22/05/2014 | Nature   IF 38.1
Amygdala interneuron subtypes control fear learning through disinhibition.
Wolff SB, Grundemann J, Tovote P, Krabbe S, Jacobson GA, Muller C, Herry C, Ehrlich I, Friedrich RW, Letzkus JJ, Luthi A

Learning is mediated by experience-dependent plasticity in neuronal circuits. Activity in neuronal circuits is tightly regulated by different subtypes of inhibitory interneurons, yet their role in learning is poorly understood. Using a combination of in vivo single-unit recordings and optogenetic manipulations, we show that in the mouse basolateral amygdala, interneurons expressing parvalbumin (PV) and somatostatin (SOM) bidirectionally control the acquisition of fear conditioning--a simple form of associative learning--through two distinct disinhibitory mechanisms. During an auditory cue, PV(+) interneurons are excited and indirectly disinhibit the dendrites of basolateral amygdala principal neurons via SOM(+) interneurons, thereby enhancing auditory responses and promoting cue-shock associations. During an aversive footshock, however, both PV(+) and SOM(+) interneurons are inhibited, which boosts postsynaptic footshock responses and gates learning. These results demonstrate that associative learning is dynamically regulated by the stimulus-specific activation of distinct disinhibitory microcircuits through precise interactions between different subtypes of local interneurons.

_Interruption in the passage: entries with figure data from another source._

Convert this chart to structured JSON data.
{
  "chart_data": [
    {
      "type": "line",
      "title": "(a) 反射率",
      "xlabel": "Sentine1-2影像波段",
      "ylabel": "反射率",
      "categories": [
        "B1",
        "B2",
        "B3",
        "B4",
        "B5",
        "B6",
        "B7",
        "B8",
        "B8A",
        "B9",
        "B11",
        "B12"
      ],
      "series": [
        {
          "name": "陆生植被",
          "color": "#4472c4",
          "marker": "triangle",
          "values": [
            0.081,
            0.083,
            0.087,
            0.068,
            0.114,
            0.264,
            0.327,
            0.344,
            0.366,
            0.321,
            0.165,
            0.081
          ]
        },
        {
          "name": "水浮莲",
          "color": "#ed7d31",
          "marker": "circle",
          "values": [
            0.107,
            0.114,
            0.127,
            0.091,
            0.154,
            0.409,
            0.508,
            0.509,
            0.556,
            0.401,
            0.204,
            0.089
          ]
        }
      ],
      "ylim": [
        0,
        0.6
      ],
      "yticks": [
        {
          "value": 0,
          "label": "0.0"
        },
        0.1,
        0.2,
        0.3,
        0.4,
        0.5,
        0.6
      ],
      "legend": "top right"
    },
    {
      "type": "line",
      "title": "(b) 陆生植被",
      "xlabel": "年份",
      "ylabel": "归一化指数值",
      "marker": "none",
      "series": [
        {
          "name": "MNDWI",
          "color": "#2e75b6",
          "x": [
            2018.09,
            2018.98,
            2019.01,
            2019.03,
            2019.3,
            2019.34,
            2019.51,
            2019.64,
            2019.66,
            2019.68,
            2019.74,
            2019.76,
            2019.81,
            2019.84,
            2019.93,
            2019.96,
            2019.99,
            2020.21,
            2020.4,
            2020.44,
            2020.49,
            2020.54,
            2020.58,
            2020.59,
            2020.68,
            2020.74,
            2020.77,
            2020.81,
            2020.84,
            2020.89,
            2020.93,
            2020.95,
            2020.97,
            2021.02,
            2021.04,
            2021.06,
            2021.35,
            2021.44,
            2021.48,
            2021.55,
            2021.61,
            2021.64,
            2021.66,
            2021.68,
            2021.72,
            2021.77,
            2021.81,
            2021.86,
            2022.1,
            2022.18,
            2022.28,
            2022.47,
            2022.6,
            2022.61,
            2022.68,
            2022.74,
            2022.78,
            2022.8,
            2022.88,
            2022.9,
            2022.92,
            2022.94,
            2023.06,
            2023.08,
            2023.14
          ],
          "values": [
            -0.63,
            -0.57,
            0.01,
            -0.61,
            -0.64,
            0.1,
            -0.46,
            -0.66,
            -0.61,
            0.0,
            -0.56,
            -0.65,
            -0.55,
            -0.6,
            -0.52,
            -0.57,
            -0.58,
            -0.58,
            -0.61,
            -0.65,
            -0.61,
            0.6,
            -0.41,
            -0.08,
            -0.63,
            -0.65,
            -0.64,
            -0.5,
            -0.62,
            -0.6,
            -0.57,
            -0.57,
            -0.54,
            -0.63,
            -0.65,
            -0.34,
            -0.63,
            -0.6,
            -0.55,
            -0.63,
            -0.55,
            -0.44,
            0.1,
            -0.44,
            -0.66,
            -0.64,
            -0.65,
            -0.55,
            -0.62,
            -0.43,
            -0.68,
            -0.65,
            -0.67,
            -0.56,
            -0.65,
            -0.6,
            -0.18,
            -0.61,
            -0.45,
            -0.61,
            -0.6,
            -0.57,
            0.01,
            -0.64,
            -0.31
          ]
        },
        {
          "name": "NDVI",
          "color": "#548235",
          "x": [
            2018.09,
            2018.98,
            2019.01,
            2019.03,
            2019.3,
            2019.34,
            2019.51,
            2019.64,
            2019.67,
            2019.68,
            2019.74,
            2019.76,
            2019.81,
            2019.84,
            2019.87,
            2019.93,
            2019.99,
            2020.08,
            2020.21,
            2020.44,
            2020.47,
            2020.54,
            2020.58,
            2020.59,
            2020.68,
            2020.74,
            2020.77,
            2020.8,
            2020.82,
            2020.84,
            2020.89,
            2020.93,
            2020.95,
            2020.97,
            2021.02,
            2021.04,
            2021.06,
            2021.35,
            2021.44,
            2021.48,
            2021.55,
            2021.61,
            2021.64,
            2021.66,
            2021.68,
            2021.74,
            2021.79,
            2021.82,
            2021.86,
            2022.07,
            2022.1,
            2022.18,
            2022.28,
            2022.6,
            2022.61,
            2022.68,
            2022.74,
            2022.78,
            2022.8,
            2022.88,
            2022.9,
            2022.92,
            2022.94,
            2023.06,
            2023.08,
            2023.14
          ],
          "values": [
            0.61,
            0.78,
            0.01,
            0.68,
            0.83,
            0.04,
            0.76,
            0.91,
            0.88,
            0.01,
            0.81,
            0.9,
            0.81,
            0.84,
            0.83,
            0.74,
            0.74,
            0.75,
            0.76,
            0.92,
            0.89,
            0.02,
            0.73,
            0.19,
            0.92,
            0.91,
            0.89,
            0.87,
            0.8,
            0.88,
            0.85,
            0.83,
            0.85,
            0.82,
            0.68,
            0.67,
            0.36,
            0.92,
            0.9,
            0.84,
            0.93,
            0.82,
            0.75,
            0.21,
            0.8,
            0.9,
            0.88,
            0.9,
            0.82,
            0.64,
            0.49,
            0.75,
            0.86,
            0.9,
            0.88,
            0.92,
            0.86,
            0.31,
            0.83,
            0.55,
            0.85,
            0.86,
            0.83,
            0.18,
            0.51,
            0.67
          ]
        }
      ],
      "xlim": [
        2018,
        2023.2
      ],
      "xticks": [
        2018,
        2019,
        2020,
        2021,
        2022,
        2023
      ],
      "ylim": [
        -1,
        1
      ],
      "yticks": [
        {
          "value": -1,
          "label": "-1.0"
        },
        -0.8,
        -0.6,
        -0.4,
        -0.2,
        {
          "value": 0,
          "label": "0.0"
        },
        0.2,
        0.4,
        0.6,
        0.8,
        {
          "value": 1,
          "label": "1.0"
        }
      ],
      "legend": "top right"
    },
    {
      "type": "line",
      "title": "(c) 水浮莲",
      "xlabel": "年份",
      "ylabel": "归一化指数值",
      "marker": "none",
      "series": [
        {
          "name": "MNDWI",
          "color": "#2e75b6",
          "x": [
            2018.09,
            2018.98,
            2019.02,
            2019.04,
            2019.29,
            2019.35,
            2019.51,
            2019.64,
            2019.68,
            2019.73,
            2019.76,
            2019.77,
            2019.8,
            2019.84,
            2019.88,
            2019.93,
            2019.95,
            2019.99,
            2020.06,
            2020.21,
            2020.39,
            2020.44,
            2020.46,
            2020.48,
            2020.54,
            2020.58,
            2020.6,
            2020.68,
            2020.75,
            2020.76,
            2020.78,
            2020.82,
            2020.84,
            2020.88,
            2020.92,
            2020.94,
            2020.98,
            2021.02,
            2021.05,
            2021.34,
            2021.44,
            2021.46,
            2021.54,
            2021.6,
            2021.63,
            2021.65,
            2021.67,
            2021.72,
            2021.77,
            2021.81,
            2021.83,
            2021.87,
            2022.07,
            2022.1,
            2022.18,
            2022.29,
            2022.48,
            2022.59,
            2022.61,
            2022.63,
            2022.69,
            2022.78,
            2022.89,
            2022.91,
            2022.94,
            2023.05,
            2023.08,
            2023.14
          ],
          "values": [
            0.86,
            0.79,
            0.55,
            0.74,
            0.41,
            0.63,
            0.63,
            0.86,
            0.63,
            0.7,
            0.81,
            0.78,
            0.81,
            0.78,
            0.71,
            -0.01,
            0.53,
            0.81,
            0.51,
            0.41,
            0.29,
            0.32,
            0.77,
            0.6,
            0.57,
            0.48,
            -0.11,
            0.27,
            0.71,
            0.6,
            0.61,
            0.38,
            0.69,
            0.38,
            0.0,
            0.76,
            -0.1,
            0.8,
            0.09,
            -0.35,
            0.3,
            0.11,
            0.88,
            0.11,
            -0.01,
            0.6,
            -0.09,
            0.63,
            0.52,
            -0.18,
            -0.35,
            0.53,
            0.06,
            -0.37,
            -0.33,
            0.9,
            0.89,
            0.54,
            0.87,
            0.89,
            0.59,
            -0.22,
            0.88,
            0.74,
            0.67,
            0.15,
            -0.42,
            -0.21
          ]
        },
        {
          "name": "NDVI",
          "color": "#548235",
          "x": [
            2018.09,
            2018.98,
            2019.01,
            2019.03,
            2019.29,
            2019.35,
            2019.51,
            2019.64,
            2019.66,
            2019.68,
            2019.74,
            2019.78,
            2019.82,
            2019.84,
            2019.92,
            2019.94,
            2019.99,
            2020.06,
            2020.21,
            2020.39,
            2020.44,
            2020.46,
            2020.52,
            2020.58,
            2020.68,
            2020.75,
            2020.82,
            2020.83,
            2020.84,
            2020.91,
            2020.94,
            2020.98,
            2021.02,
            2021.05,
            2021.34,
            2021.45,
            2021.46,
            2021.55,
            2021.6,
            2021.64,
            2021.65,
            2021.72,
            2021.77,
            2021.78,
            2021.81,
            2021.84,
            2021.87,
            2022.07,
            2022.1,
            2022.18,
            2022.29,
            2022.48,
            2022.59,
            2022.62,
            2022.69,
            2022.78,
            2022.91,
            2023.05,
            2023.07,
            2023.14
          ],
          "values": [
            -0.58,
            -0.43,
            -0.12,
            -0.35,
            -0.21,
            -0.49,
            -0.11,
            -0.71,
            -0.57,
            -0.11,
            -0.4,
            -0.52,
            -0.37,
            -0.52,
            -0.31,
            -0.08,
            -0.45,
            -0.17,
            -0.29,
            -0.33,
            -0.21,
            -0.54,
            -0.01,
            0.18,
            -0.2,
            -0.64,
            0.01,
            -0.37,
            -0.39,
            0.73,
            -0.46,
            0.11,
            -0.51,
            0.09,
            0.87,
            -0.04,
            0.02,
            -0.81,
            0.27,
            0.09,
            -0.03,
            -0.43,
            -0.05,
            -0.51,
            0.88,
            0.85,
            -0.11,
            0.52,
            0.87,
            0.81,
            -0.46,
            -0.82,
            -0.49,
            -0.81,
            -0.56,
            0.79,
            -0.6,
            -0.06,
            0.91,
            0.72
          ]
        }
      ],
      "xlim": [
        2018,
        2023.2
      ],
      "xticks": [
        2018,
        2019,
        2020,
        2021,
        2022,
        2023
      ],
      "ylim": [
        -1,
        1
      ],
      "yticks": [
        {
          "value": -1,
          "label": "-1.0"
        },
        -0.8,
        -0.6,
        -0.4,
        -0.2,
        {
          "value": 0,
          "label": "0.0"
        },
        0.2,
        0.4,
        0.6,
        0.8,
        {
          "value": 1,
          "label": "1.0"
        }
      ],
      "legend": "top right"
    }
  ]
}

17/03/2014 | Neuropsychopharmacology   IF 7.8
Frequency of Cocaine Self-Administration Influences Drug Seeking in the Rat: Optogenetic Evidence for a Role of the Prelimbic Cortex.
Martin-Garcia E, Courtin J, Renault P, Fiancette JF, Wurtz H, Simonnet A, Levet F, Herry C, Deroche-Gamonet V

High-frequency intake and high drug-induced seeking are associated with cocaine addiction in both human and animals. However, their relationships and neurobiological underpinnings remain hypothetical. The medial prefrontal cortex (mPFC), basolateral amygdala (BLA), and nucleus accumbens (NAc) have been shown to have a role in cocaine seeking. However, their involvement in regulating high-frequency intake and high cocaine-induced seeking is unclear. We manipulated frequency of cocaine self-administration and investigated whether it influenced cocaine seeking. The contribution of the aforementioned structures was evaluated using changes in expression of the immediate early gene c-Fos and targeted optogenetic manipulations. Rats that self-administered at High frequency (short inter-infusion intervals allowed by short time-out) showed higher cocaine-induced seeking than low frequency rats (long inter-infusions intervals imposed by long time-out), as measured with cocaine-induced reinstatement. c-Fos was enhanced in High frequency rats in the prelimbic (PL) and infralimbic (IL) areas of the mPFC, the BLA, and the NAc core and shell. Correlational analysis of c-Fos revealed that the PL was a critical node strongly correlated with both the IL and NAc core in High frequency rats. Targeted optogenetic inactivation of the PL decreased cocaine-induced reinstatement, but increased cocaine self-administration, in High frequency rats. In contrast, optogenetic activation of the PL had no effect on Low frequency rats. Thus, high-frequency intake promotes a PL-dependent control of cocaine seeking, with the PL exerting a facilitatory or inhibitory effect, depending on operant contingencies. Individual differences in cocaine-induced PL activation might be a source of vulnerability for poorly controlled cocaine-induced seeking and/or cocaine intake.Neuropsychopharmacology advance online publication, 16 April 2014; doi:10.1038/npp.2014.66.